Bad solution. The answer by MrLucid72 should have been the accepted one. Using ints is a horrible practice and it will backfire for sure.
Answer by MrLucid72 · Aug 01, 2020 at 09:12 AM
The modern way is to set a class with a public enum. Pass along the class! This way also supports multiple parameters.
EDIT: I think enum may require [Serializable] attribute - forgot!
@$$anonymous$$rLucid72 Interesting. This is something I've never done before but seems a good solution and powerful as well since as you said, it could support multiple parameters.
@Bunny83 Curious what you think of this solution.

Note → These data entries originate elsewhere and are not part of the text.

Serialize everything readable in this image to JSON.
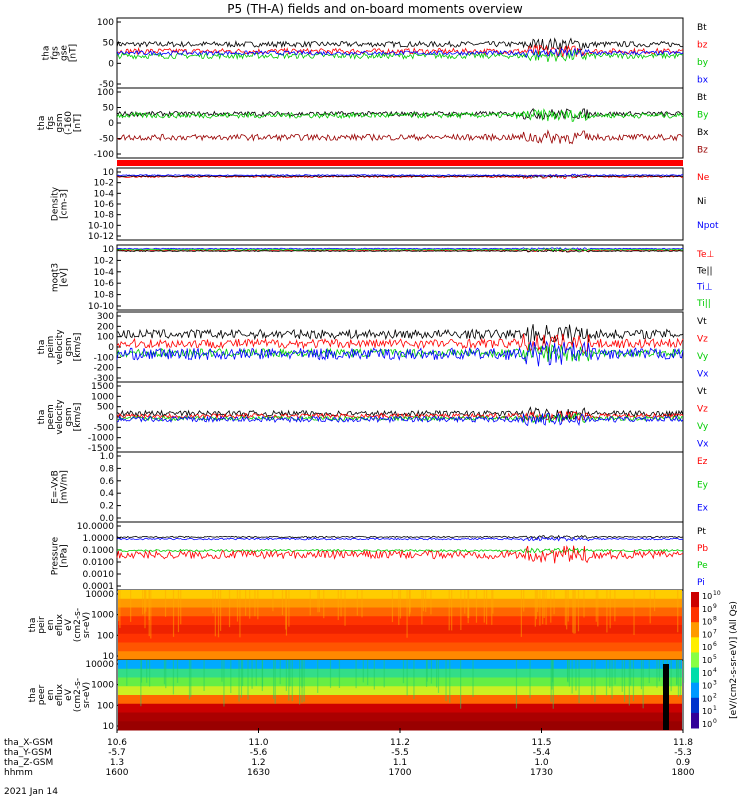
{
  "title": "P5 (TH-A) fields and on-board moments overview",
  "date_label": "2021 Jan 14",
  "colorbar_label": "[eV/(cm2-s-sr-eV)] (All Qs)",
  "colorbar_exponents": [
    "10",
    "9",
    "8",
    "7",
    "6",
    "5",
    "4",
    "3",
    "2",
    "1",
    "0"
  ],
  "colors": {
    "black": "#000000",
    "red": "#ff0000",
    "green": "#00cc00",
    "blue": "#0000ff",
    "darkred": "#990000",
    "navy": "#000080",
    "lime": "#22ff44"
  },
  "ephemeris": {
    "labels": [
      "tha_X-GSM",
      "tha_Y-GSM",
      "tha_Z-GSM",
      "hhmm"
    ],
    "columns": [
      {
        "x": "10.6",
        "X": "-5.7",
        "Y": "1.3",
        "t": "1600"
      },
      {
        "x": "11.0",
        "X": "-5.6",
        "Y": "1.2",
        "t": "1630"
      },
      {
        "x": "11.2",
        "X": "-5.5",
        "Y": "1.1",
        "t": "1700"
      },
      {
        "x": "11.5",
        "X": "-5.4",
        "Y": "1.0",
        "t": "1730"
      },
      {
        "x": "11.8",
        "X": "-5.3",
        "Y": "0.9",
        "t": "1800"
      }
    ]
  },
  "chart_data": [
    {
      "type": "line",
      "name": "fgs-gse",
      "ylabel": [
        "tha",
        "fgs",
        "gse",
        "[nT]"
      ],
      "ylim": [
        -100,
        100
      ],
      "yticks": [
        "100",
        "50",
        "0",
        "-50"
      ],
      "legend": [
        {
          "label": "Bt",
          "color": "#000000"
        },
        {
          "label": "bz",
          "color": "#ff0000"
        },
        {
          "label": "by",
          "color": "#00cc00"
        },
        {
          "label": "bx",
          "color": "#0000ff"
        }
      ],
      "series": [
        {
          "name": "Bt",
          "base": 25,
          "amp": 8
        },
        {
          "name": "bz",
          "base": 5,
          "amp": 8
        },
        {
          "name": "by",
          "base": -8,
          "amp": 8
        },
        {
          "name": "bx",
          "base": 0,
          "amp": 6
        }
      ]
    },
    {
      "type": "line",
      "name": "fgs-gsm",
      "ylabel": [
        "tha",
        "fgs",
        "gsm",
        "(-160",
        "[nT]"
      ],
      "ylim": [
        -130,
        100
      ],
      "yticks": [
        "100",
        "50",
        "0",
        "-50",
        "-100"
      ],
      "legend": [
        {
          "label": "Bt",
          "color": "#000000"
        },
        {
          "label": "By",
          "color": "#00cc00"
        },
        {
          "label": "Bx",
          "color": "#000000"
        },
        {
          "label": "Bz",
          "color": "#990000"
        }
      ],
      "series": [
        {
          "name": "Bt",
          "base": 15,
          "amp": 8
        },
        {
          "name": "By",
          "base": 10,
          "amp": 9
        },
        {
          "name": "Bz",
          "base": -62,
          "amp": 10
        }
      ]
    },
    {
      "type": "line",
      "name": "density",
      "ylabel": [
        "Density",
        "[cm-3]"
      ],
      "log": true,
      "ylim": [
        -12,
        2
      ],
      "yticks": [
        "10",
        "10-2",
        "10-4",
        "10-6",
        "10-8",
        "10-10",
        "10-12"
      ],
      "legend": [
        {
          "label": "Ne",
          "color": "#ff0000"
        },
        {
          "label": "Ni",
          "color": "#000000"
        },
        {
          "label": "Npot",
          "color": "#0000ff"
        }
      ],
      "series": [
        {
          "name": "Ne",
          "base": 0.3,
          "amp": 0.15
        },
        {
          "name": "Ni",
          "base": 0.4,
          "amp": 0.1
        },
        {
          "name": "Npot",
          "base": 0.6,
          "amp": 0.1
        }
      ]
    },
    {
      "type": "line",
      "name": "temperature",
      "ylabel": [
        "moqt3",
        "[eV]"
      ],
      "log": true,
      "ylim": [
        -10,
        4
      ],
      "yticks": [
        "10",
        "10-2",
        "10-4",
        "10-6",
        "10-8",
        "10-10"
      ],
      "legend": [
        {
          "label": "Te⊥",
          "color": "#ff0000"
        },
        {
          "label": "Te||",
          "color": "#000000"
        },
        {
          "label": "Ti⊥",
          "color": "#0000ff"
        },
        {
          "label": "Ti||",
          "color": "#00cc00"
        }
      ],
      "series": [
        {
          "name": "Te⊥",
          "base": 2.8,
          "amp": 0.1
        },
        {
          "name": "Te||",
          "base": 2.7,
          "amp": 0.1
        },
        {
          "name": "Ti⊥",
          "base": 3.2,
          "amp": 0.1
        },
        {
          "name": "Ti||",
          "base": 3.0,
          "amp": 0.1
        }
      ]
    },
    {
      "type": "line",
      "name": "peim-velocity",
      "ylabel": [
        "tha",
        "peim",
        "velocity",
        "gsm",
        "[km/s]"
      ],
      "ylim": [
        -300,
        300
      ],
      "yticks": [
        "300",
        "200",
        "100",
        "0",
        "-100",
        "-200",
        "-300"
      ],
      "legend": [
        {
          "label": "Vt",
          "color": "#000000"
        },
        {
          "label": "Vz",
          "color": "#ff0000"
        },
        {
          "label": "Vy",
          "color": "#00cc00"
        },
        {
          "label": "Vx",
          "color": "#0000ff"
        }
      ],
      "series": [
        {
          "name": "Vt",
          "base": 110,
          "amp": 40
        },
        {
          "name": "Vz",
          "base": 30,
          "amp": 40
        },
        {
          "name": "Vy",
          "base": -50,
          "amp": 35
        },
        {
          "name": "Vx",
          "base": -60,
          "amp": 50
        }
      ]
    },
    {
      "type": "line",
      "name": "peem-velocity",
      "ylabel": [
        "tha",
        "peem",
        "velocity",
        "gsm",
        "[km/s]"
      ],
      "ylim": [
        -1500,
        1500
      ],
      "yticks": [
        "1500",
        "1000",
        "500",
        "0",
        "-500",
        "-1000",
        "-1500"
      ],
      "legend": [
        {
          "label": "Vt",
          "color": "#000000"
        },
        {
          "label": "Vz",
          "color": "#ff0000"
        },
        {
          "label": "Vy",
          "color": "#00cc00"
        },
        {
          "label": "Vx",
          "color": "#0000ff"
        }
      ],
      "series": [
        {
          "name": "Vt",
          "base": 150,
          "amp": 120
        },
        {
          "name": "Vz",
          "base": 50,
          "amp": 100
        },
        {
          "name": "Vy",
          "base": -60,
          "amp": 90
        },
        {
          "name": "Vx",
          "base": -100,
          "amp": 120
        }
      ]
    },
    {
      "type": "line",
      "name": "efield",
      "ylabel": [
        "E=-VxB",
        "[mV/m]"
      ],
      "ylim": [
        0,
        1
      ],
      "yticks": [
        "1.0",
        "0.8",
        "0.6",
        "0.4",
        "0.2",
        "0.0"
      ],
      "legend": [
        {
          "label": "Ez",
          "color": "#ff0000"
        },
        {
          "label": "Ey",
          "color": "#00cc00"
        },
        {
          "label": "Ex",
          "color": "#0000ff"
        }
      ],
      "series": []
    },
    {
      "type": "line",
      "name": "pressure",
      "ylabel": [
        "Pressure",
        "[nPa]"
      ],
      "log": true,
      "ylim": [
        -4,
        1
      ],
      "yticks": [
        "10.0000",
        "1.0000",
        "0.1000",
        "0.0100",
        "0.0010",
        "0.0001"
      ],
      "legend": [
        {
          "label": "Pt",
          "color": "#000000"
        },
        {
          "label": "Pb",
          "color": "#ff0000"
        },
        {
          "label": "Pe",
          "color": "#00cc00"
        },
        {
          "label": "Pi",
          "color": "#0000ff"
        }
      ],
      "series": [
        {
          "name": "Pt",
          "base": -0.1,
          "amp": 0.05
        },
        {
          "name": "Pi",
          "base": -0.25,
          "amp": 0.06
        },
        {
          "name": "Pe",
          "base": -1.1,
          "amp": 0.08
        },
        {
          "name": "Pb",
          "base": -1.4,
          "amp": 0.3
        }
      ]
    },
    {
      "type": "heatmap",
      "name": "peir-eflux",
      "ylabel": [
        "tha",
        "peir",
        "en",
        "eflux",
        "eV",
        "(cm2-s-",
        "sr-eV)"
      ],
      "yticks": [
        "10000",
        "1000",
        "100",
        "10"
      ]
    },
    {
      "type": "heatmap",
      "name": "peer-eflux",
      "ylabel": [
        "tha",
        "peer",
        "en",
        "eflux",
        "eV",
        "(cm2-s-",
        "sr-eV)"
      ],
      "yticks": [
        "10000",
        "1000",
        "100",
        "10"
      ]
    }
  ]
}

Just as and Example: For anybody that wondered how this converts to a switch statement, in my project I just created this as my component:
using UnityEngine;
public class PanelsComponent : $$anonymous$$onoBehaviour
{
public Panels Panels;
}
and this is the method OnClick() will trigger:
public void SelectPanel(PanelsComponent panel)
{
foreach (PanelGameObjects p in panelGameObjects)
{
p.Panel.SetActive(false);
}
switch (panel.Panels)
{
case Panels.$$anonymous$$apSettings:
panelGameObjects.Find(x => x.PanelType == Panels.$$anonymous$$apSettings).Panel.SetActive(true);
break;
case Panels.EmitterSettings:
panelGameObjects.Find(x => x.PanelType == Panels.EmitterSettings).Panel.SetActive(true);
break;
}
}
You can also use ScriptableObjects instead of $$anonymous$$onoBehaviors so you don’t have to add a component to any GameObject and it’s reusable.
Thanks, this is a cool solution to another episode of Unity's "How do I fuckup the most basic flows" specialty.

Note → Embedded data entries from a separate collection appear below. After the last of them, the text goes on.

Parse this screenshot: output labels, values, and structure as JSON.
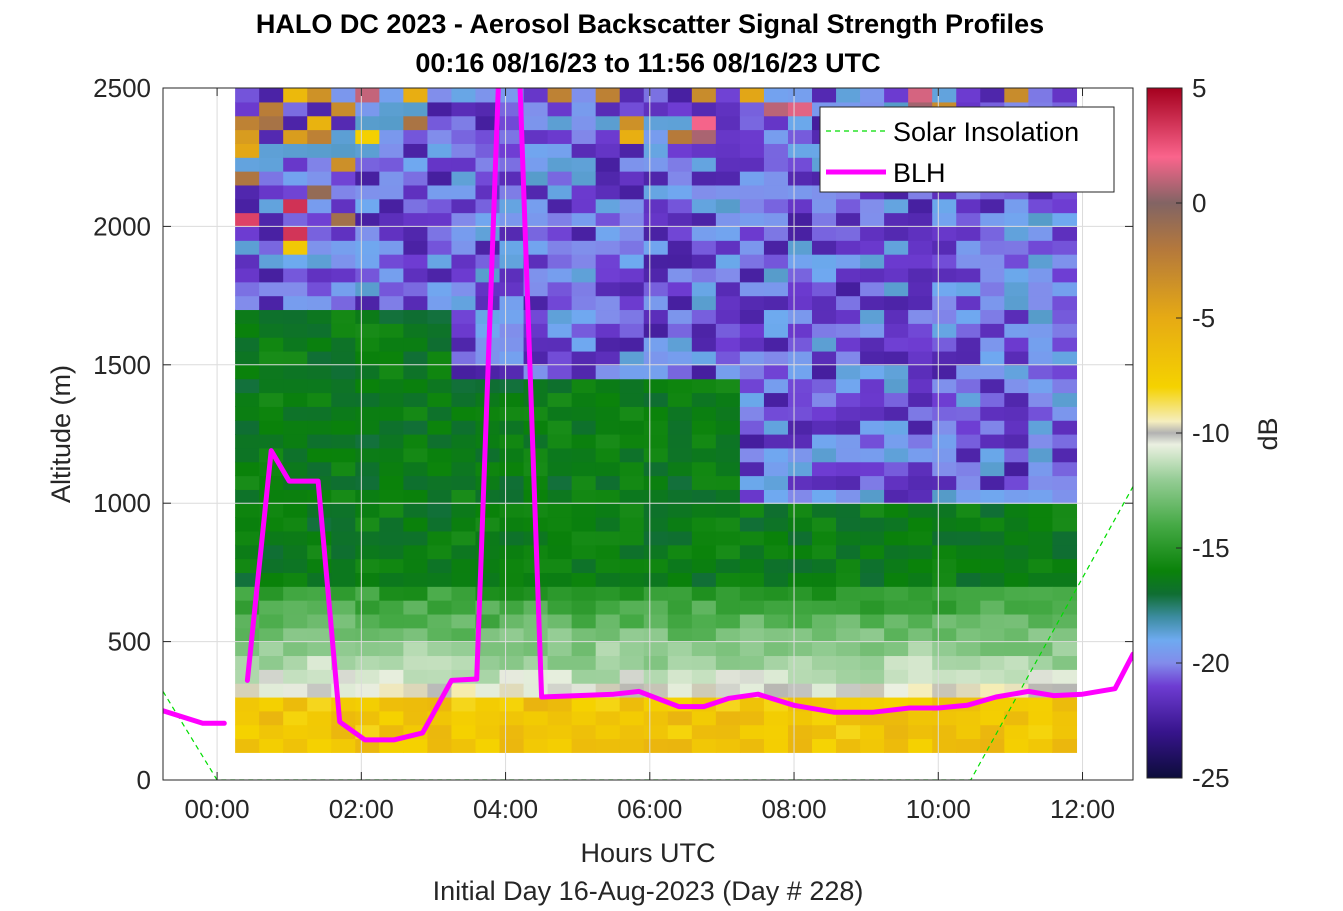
{
  "chart_data": {
    "type": "heatmap",
    "title": "HALO DC 2023 - Aerosol Backscatter Signal Strength Profiles",
    "subtitle": "00:16 08/16/23 to 11:56 08/16/23  UTC",
    "xlabel": "Hours UTC",
    "footer": "Initial Day 16-Aug-2023 (Day # 228)",
    "ylabel": "Altitude (m)",
    "xlim": [
      -0.75,
      12.7
    ],
    "ylim": [
      0,
      2500
    ],
    "x_ticks": [
      0,
      2,
      4,
      6,
      8,
      10,
      12
    ],
    "x_tick_labels": [
      "00:00",
      "02:00",
      "04:00",
      "06:00",
      "08:00",
      "10:00",
      "12:00"
    ],
    "y_ticks": [
      0,
      500,
      1000,
      1500,
      2000,
      2500
    ],
    "y_tick_labels": [
      "0",
      "500",
      "1000",
      "1500",
      "2000",
      "2500"
    ],
    "grid": true,
    "legend_position": "top-right",
    "colorbar": {
      "label": "dB",
      "range": [
        -25,
        5
      ],
      "ticks": [
        5,
        0,
        -5,
        -10,
        -15,
        -20,
        -25
      ],
      "tick_labels": [
        "5",
        "0",
        "-5",
        "-10",
        "-15",
        "-20",
        "-25"
      ]
    },
    "heatmap_grid": {
      "x_start": 0.25,
      "x_step": 0.3333,
      "columns": 35,
      "y_start": 100,
      "y_step": 50,
      "rows": 48
    },
    "series": [
      {
        "name": "Solar Insolation",
        "style": "dashed",
        "color": "#00dd00",
        "x": [
          -0.75,
          0.0,
          10.45,
          12.7
        ],
        "y": [
          320,
          0,
          0,
          1060
        ]
      },
      {
        "name": "BLH",
        "style": "solid",
        "color": "#ff00ff",
        "segments": [
          {
            "x": [
              -0.75,
              -0.2,
              0.1
            ],
            "y": [
              250,
              205,
              205
            ]
          },
          {
            "x": [
              0.42,
              0.75,
              1.0,
              1.4,
              1.7,
              2.05,
              2.45,
              2.85,
              3.25,
              3.6,
              3.9,
              4.1,
              4.2,
              4.5,
              5.0,
              5.5,
              5.85,
              6.4,
              6.75,
              7.1,
              7.5,
              8.0,
              8.55,
              9.1,
              9.6,
              10.0,
              10.4,
              10.8,
              11.25,
              11.6,
              12.0,
              12.45,
              12.7
            ],
            "y": [
              360,
              1190,
              1080,
              1080,
              210,
              145,
              145,
              170,
              360,
              365,
              2510,
              2510,
              2510,
              300,
              305,
              310,
              320,
              265,
              265,
              295,
              310,
              270,
              245,
              245,
              260,
              260,
              270,
              300,
              320,
              305,
              310,
              330,
              455
            ]
          }
        ]
      }
    ]
  }
}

Answer by nathanlink169 · Sep 04, 2018 at 07:30 PM
Hey, enum values aren't supported in the On Click delegate. To my knowledge, only integers and booleans are.

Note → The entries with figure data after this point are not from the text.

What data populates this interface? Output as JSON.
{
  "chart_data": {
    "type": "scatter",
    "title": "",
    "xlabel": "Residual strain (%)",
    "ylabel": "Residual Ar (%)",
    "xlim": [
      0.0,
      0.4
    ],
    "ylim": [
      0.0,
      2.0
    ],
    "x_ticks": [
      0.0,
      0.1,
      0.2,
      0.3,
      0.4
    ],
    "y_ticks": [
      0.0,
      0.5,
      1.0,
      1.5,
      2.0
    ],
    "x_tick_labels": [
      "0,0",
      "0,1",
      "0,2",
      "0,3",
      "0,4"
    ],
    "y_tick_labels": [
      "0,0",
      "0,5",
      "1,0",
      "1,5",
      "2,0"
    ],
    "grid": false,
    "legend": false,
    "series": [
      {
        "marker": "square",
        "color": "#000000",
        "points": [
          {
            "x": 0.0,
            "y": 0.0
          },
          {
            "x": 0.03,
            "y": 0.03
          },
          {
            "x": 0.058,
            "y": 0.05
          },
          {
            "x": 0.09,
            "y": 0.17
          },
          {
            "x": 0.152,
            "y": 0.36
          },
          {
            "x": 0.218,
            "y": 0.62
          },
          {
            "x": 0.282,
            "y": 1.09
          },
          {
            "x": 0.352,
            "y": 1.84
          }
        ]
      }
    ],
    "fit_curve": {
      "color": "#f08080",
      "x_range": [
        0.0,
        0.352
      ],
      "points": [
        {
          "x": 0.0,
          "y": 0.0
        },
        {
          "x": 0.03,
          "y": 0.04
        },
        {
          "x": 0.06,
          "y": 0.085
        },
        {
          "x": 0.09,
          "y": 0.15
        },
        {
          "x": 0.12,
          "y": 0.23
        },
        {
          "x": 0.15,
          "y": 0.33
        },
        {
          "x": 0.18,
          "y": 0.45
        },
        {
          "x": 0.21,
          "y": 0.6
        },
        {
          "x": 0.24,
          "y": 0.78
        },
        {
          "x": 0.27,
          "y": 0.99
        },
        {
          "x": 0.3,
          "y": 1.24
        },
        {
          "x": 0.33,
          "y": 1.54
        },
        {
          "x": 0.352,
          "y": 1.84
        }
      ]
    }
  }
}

One wonders how ScriptableObjects are supported, but not enums ?!
Because the ArgumentCache only has those concrete types:
Object m_ObjectArgument;
string m_ObjectArgumentAssemblyTypeName;
int m_IntArgument;
float m_FloatArgument;
string m_StringArgument;
bool m_BoolArgument;
Answer by Laaste · Aug 11, 2020 at 07:28 PM
Simplest way i figuredout is make method take string and try parse it
public enum YourEnum { yourOption1, yourOption2 }
public class YourClass : MonoBehaviour { private YourEnum enumState;
public void SetEnum(string newState)
{
enumState = (YourEnum)Enum.Parse(typeof(YourEnum), newState);
}
}
Answer by Hex0dus · Jun 22, 2020 at 07:00 AM
I think that this question is worth to be answered because enums can be very useful in some cases. Certainly it's better then to just use a string as param and then make a typo that causes problems. This is the way I do it:
using UnityEngine;
public class MenuInvoker : MonoBehaviour
{
private enum State { Main, Settings };
[SerializeReference] private State state;
public void InvokeMenu(MenuInvoker currState)
{
switch (currState.state)
{
case State.Main:
Debug.Log("Main");
break;
case State.Settings:
Debug.Log("Settings");
break;
default:
Debug.Log("Default Menu");
break;
}
}
}
How would you use that? Add a script, then reference the script?